After leaving the Ministry of Health Irving went to Africa where she worked as a technical manager in an International Organization for Standardization (ISO) accredited laboratory where she worked for 14 months. She is back in Guyana but travels to other Caribbean countries frequently as she now works for a Center for Disease Control and Prevention (CDC) /PEPFAR funded project which is preparing 12 countries in the Caribbean for international accreditation. Guyana is not covered under that project since it has its own CDC project with an office here, while the office for the 12 other Caribbean countries is based in Barbados.

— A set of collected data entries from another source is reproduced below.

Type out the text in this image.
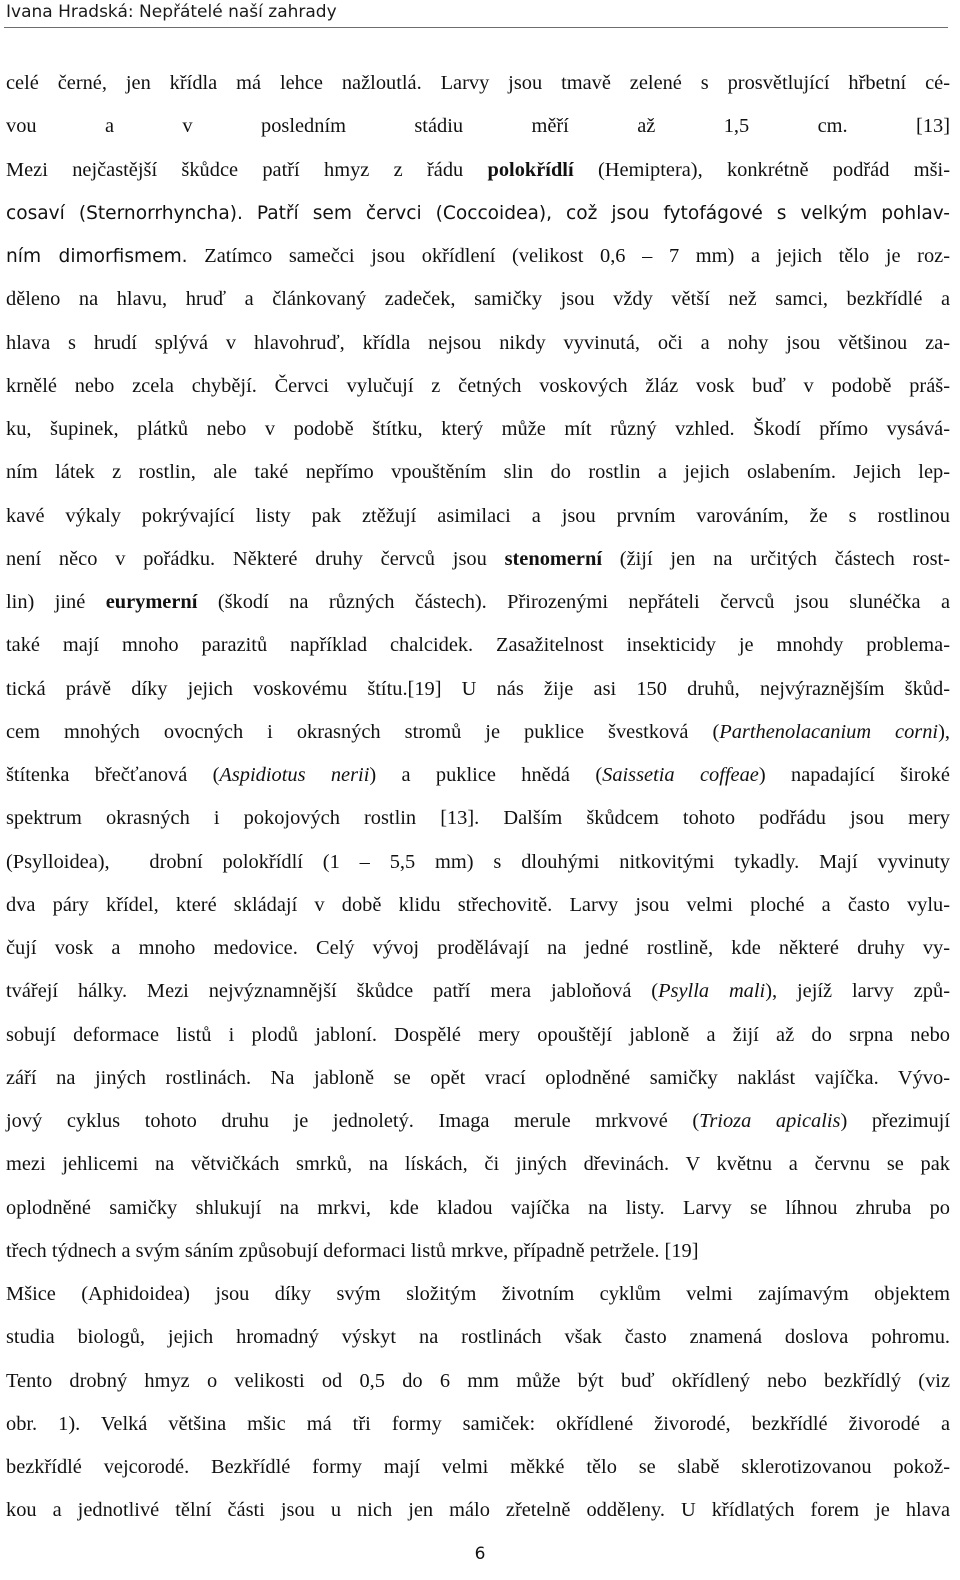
Ivana Hradská: Nepřátelé naší zahrady
celé černé, jen křídla má lehce nažloutlá. Larvy jsou tmavě zelené s prosvětlující hřbetní cé-
vou a v posledním stádiu měří až 1,5 cm. [13]
Mezi nejčastější škůdce patří hmyz z řádu polokřídlí (Hemiptera), konkrétně podřád mši-
cosaví (Sternorrhyncha). Patří sem červci (Coccoidea), což jsou fytofágové s velkým pohlav-
ním dimorfismem. Zatímco samečci jsou okřídlení (velikost 0,6 – 7 mm) a jejich tělo je roz-
děleno na hlavu, hruď a článkovaný zadeček, samičky jsou vždy větší než samci, bezkřídlé a
hlava s hrudí splývá v hlavohruď, křídla nejsou nikdy vyvinutá, oči a nohy jsou většinou za-
krnělé nebo zcela chybějí. Červci vylučují z četných voskových žláz vosk buď v podobě práš-
ku, šupinek, plátků nebo v podobě štítku, který může mít různý vzhled. Škodí přímo vysává-
ním látek z rostlin, ale také nepřímo vpouštěním slin do rostlin a jejich oslabením. Jejich lep-
kavé výkaly pokrývající listy pak ztěžují asimilaci a jsou prvním varováním, že s rostlinou
není něco v pořádku. Některé druhy červců jsou stenomerní (žijí jen na určitých částech rost-
lin) jiné eurymerní (škodí na různých částech). Přirozenými nepřáteli červců jsou slunéčka a
také mají mnoho parazitů například chalcidek. Zasažitelnost insekticidy je mnohdy problema-
tická právě díky jejich voskovému štítu.[19] U nás žije asi 150 druhů, nejvýraznějším škůd-
cem mnohých ovocných i okrasných stromů je puklice švestková (Parthenolacanium corni),
štítenka břečťanová (Aspidiotus nerii) a puklice hnědá (Saissetia coffeae) napadající široké
spektrum okrasných i pokojových rostlin [13]. Dalším škůdcem tohoto podřádu jsou mery
(Psylloidea),  drobní polokřídlí (1 – 5,5 mm) s dlouhými nitkovitými tykadly. Mají vyvinuty
dva páry křídel, které skládají v době klidu střechovitě. Larvy jsou velmi ploché a často vylu-
čují vosk a mnoho medovice. Celý vývoj prodělávají na jedné rostlině, kde některé druhy vy-
tvářejí hálky. Mezi nejvýznamnější škůdce patří mera jabloňová (Psylla mali), jejíž larvy způ-
sobují deformace listů i plodů jabloní. Dospělé mery opouštějí jabloně a žijí až do srpna nebo
září na jiných rostlinách. Na jabloně se opět vrací oplodněné samičky naklást vajíčka. Vývo-
jový cyklus tohoto druhu je jednoletý. Imaga merule mrkvové (Trioza apicalis) přezimují
mezi jehlicemi na větvičkách smrků, na lískách, či jiných dřevinách. V květnu a červnu se pak
oplodněné samičky shlukují na mrkvi, kde kladou vajíčka na listy. Larvy se líhnou zhruba po
třech týdnech a svým sáním způsobují deformaci listů mrkve, případně petržele. [19]
Mšice (Aphidoidea) jsou díky svým složitým životním cyklům velmi zajímavým objektem
studia biologů, jejich hromadný výskyt na rostlinách však často znamená doslova pohromu.
Tento drobný hmyz o velikosti od 0,5 do 6 mm může být buď okřídlený nebo bezkřídlý (viz
obr. 1). Velká většina mšic má tři formy samiček: okřídlené živorodé, bezkřídlé živorodé a
bezkřídlé vejcorodé. Bezkřídlé formy mají velmi měkké tělo se slabě sklerotizovanou pokož-
kou a jednotlivé tělní části jsou u nich jen málo zřetelně odděleny. U křídlatých forem je hlava
6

She works as a consultant with the various laboratories which are preparing for accreditation and it was precisely because of the work that she does with those labs that she saw the need to open a lab with similar standards in Guyana and head it herself.

Presently she also teaches the laboratory quality management course at the University of Guyana.

Irving is the single parent of one daughter who just graduated with high honours in Management Information Systems and who was recently accepted by New York University to read for her masters in Internet Security.